Myślę, że „napięcie” to niedopowiedzenie. W dzisiejszej Polsce grupy mniejszościowe są aktywnie atakowane i dehumanizowane, żyją w zagrożeniu. Zgodnie z rzymską zasadą „dziel i rządź” obecny rząd nastawia jedną grupę mniejszościową po drugiej przeciwko sobie nawzajem i narusza ich prawa. Zaczęło się od osób nieheteronormatywnych, potem przyszła kolej na aktywistów oraz kobiety. Ostatnio byliśmy świadkami ataku na kulturę mniejszości niemieckiej. Granica tolerancji dla dyskryminacji jest stale przesuwana, a jako Żyd jestem bardzo wrażliwy na najmniejsze przesunięcie tej granicy.
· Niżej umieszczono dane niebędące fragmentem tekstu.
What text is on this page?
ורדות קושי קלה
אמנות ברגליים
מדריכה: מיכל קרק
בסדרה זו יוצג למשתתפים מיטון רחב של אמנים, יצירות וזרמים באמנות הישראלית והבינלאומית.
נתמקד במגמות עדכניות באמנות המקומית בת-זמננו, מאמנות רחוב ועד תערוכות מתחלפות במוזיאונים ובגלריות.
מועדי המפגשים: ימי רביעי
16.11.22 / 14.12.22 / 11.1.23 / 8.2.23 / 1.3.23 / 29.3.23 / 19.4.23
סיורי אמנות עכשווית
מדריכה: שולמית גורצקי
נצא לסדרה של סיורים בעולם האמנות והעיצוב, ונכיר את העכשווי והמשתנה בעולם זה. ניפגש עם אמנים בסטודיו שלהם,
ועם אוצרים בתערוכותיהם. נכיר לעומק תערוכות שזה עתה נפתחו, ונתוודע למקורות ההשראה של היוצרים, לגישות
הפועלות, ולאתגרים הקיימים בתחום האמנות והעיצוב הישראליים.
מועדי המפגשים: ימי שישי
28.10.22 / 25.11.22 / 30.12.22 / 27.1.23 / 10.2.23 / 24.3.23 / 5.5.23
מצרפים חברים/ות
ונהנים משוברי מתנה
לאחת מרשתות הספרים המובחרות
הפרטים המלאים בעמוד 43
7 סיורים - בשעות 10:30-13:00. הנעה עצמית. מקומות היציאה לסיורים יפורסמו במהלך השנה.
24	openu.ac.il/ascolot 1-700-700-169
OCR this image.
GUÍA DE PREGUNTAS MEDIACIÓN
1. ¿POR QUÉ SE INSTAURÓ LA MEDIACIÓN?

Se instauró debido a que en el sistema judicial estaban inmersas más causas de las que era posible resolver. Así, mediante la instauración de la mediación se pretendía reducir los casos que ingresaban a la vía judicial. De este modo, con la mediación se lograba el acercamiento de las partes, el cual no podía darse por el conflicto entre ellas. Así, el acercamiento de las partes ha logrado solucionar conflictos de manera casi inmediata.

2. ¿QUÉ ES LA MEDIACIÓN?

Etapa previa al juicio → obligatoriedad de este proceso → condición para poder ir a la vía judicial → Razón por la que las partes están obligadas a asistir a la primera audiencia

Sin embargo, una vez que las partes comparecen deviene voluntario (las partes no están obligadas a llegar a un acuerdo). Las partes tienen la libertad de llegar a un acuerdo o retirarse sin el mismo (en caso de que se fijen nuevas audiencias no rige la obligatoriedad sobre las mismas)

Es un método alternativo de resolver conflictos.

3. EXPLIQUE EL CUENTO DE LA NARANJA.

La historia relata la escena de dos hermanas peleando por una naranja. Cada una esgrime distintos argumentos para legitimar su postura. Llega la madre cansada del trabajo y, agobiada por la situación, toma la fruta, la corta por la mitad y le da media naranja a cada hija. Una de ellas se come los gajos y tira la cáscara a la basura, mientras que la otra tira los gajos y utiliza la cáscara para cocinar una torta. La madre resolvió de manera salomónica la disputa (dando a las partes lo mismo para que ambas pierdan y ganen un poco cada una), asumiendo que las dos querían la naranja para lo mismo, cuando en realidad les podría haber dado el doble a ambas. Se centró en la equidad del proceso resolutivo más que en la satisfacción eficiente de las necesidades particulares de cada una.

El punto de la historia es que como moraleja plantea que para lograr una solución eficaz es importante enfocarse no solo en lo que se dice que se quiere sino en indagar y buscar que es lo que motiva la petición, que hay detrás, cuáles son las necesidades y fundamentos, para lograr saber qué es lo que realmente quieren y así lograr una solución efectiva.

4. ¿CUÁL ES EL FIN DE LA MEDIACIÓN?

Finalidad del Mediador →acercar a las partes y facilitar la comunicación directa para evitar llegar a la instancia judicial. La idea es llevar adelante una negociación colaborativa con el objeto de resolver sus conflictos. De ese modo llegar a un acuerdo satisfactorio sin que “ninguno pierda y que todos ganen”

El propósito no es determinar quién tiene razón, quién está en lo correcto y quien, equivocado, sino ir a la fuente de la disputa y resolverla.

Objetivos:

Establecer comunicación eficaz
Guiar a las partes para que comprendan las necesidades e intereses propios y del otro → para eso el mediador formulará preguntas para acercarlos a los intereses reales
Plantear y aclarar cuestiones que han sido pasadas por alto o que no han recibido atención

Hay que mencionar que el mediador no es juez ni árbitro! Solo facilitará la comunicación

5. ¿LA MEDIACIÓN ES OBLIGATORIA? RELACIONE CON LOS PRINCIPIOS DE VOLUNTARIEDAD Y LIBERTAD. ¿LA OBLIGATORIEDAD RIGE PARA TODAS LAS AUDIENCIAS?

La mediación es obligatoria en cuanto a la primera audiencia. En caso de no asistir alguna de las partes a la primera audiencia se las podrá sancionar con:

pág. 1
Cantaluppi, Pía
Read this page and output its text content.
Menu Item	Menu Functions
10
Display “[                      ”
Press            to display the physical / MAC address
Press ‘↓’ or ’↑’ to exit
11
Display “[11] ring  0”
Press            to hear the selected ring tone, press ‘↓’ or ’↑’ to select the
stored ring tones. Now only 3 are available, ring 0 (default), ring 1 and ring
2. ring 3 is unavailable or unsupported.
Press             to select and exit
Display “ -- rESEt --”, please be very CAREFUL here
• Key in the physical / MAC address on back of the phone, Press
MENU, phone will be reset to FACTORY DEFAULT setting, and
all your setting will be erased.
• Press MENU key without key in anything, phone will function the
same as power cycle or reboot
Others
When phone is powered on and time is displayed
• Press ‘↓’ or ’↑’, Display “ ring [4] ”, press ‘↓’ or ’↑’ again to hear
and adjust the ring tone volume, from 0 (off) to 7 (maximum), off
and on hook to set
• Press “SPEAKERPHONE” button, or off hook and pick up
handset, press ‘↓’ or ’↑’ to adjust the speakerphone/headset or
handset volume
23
Przez dziesiątki lat Śląsk był regionem charakteryzującym się różnorodnością kulturową. Czy taka różnorodność jest dla niektórych solą w oku? Jak to widzisz?
Prawda jest taka, że rządzący nie są zainteresowani prawdziwą różnorodnością, a jedynie tą powierzchowną, akceptowalną. Nie interesuje ich głos polskich Żydów, ich potrzeby i sygnały o narastającym antysemityzmie, a jedynie podtrzymywanie fałszywego obrazu Polski jako historycznego raju dla Żydów. Jak już mówiłem, inność w dzisiejszej Polsce nie jest pod ochroną, lecz w niebezpieczeństwie.

Czy jako młody człowiek uważasz, że ważne jest, aby mówić o różnorodności, tożsamości, ale także o przeszłości, historii? Może nie tylko w kontekście historii judaizmu, ale w ogóle.
Tak, oczywiście! Historia jest wielkim nauczycielem i inspiratorem. Pozwala nam dostrzec wzorce i analogie, ale także wyłamać się ze schematów. Bez historii Żydzi prawdopodobnie nigdy nie przeżyliby zadanych im tragedii. Tylko historia zdołała ich tak skutecznie zjednoczyć i sprawić, że zaczęli marzyć o lepszej przyszłości.